Source: One Sharp Bunch
Personal Clip Chart
The benefit of the personal chart is that each learner focuses on his/her own chart. It also gives the learner a clear visual warning which may help stop the unwanted behaviour in its tracks.
Source: What the Teacher Wants
Encourage a healthy sense of competition. This method involves each table working together to earn points. Not only will this foster community among learners, but it will also give them the opportunity to practice good sportsmanship. When the table works together as a team, they are rewarded.
Source: Proud to Be Primary
Online reward system for primary schools
When it comes to class management in primary school, ClassDojo is a free digital reward system in which every learner gets evaluated on positive and negative behaviour. Not only does the teacher have access to ClassDojo, so do the students and their parents. ClassDojo is a classroom communication app used to share reports between parents and teachers. Teachers track learner behaviour and upload photos or videos. The gamification style system teaches developmental skills through real-time feedback.
Online Reward System for High Schools
Classcraft’s mission is to make school more relevant and meaningful by creating playful and collaborative learning experiences that teach the whole child. Learners can create their own avatars that have special powers. They play in groups. If someone ignores a deadline, it may fire back on the whole group. Working together and having respect for each other is very important.

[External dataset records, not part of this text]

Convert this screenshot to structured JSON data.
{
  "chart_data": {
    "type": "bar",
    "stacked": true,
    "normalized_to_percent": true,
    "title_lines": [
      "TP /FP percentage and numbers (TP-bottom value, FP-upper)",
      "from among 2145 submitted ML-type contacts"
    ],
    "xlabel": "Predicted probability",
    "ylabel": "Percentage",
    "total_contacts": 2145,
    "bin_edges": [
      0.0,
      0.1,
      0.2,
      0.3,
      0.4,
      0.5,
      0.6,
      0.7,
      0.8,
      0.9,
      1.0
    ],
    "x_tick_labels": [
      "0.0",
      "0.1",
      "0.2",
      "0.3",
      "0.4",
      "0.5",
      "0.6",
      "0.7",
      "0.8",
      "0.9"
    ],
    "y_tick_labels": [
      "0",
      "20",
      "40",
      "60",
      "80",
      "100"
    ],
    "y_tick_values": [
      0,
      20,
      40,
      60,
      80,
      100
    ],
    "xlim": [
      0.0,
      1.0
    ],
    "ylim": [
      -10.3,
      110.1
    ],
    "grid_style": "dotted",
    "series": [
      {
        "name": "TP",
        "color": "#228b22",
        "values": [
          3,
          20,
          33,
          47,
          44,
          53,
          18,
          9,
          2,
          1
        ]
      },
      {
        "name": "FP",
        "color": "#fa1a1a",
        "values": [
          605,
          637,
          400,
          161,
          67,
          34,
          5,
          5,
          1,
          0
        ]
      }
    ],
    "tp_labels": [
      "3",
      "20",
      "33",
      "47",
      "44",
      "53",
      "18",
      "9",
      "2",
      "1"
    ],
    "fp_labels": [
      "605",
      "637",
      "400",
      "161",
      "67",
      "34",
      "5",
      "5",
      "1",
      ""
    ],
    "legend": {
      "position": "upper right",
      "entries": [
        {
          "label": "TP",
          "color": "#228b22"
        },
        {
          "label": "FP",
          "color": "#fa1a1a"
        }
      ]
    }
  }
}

How to put a reward system to work
- Set class goals
Set class behaviour goals that are achievable and measurable. For example: when you raise your hand, all the students stop talking within 20 seconds. Let your learners participate in setting up those goals. It will motivate them more to abide by the rules.
- Define how you will use the reward system
This is the key to success. When are learners receiving rewards? What are your boundaries? Make your intentions clear. For example: learners will receive a reward when they help another learner, they finish homework a day early, when they participate in class.
- Explain why you gave a reward
Give your learners specific, genuine feedback attached to the reward. For example: “John, you showed respect by letting Marc in before you”.
- Give learners a voice
It’s important to let your learners participate in choosing rewards. To be sure that rewards are valuable and motivating for the learners, you can have a brainstorm about it. Let them put together a list of acceptable rewards. You still have the final word!
- Reward early
Just like giving feedback, rewards must be given shortly after the show behaviour. In that case, learners won’t forget what they did to deserve it and other students won’t get suspicious.
- Lessen the rewards over time
Raise your expectations for the learner’s behaviour in order to receive the same reward. Learners shouldn’t get addicted to rewards. They must work because of an intrinsic motivation. As learners achieve success in your class, they can learn to be motivated by their own achievements.
- Give random rewards
Rewarding learners randomly for their behaviour and achievements keeps them on their toes. They’ll want to be on task just in case!
You can develop an improved sense of classroom community and there is no lack of ideas where one can start. Learning how to listen to one another, respond with respect and work together are all elements that make a more ideal classroom atmosphere.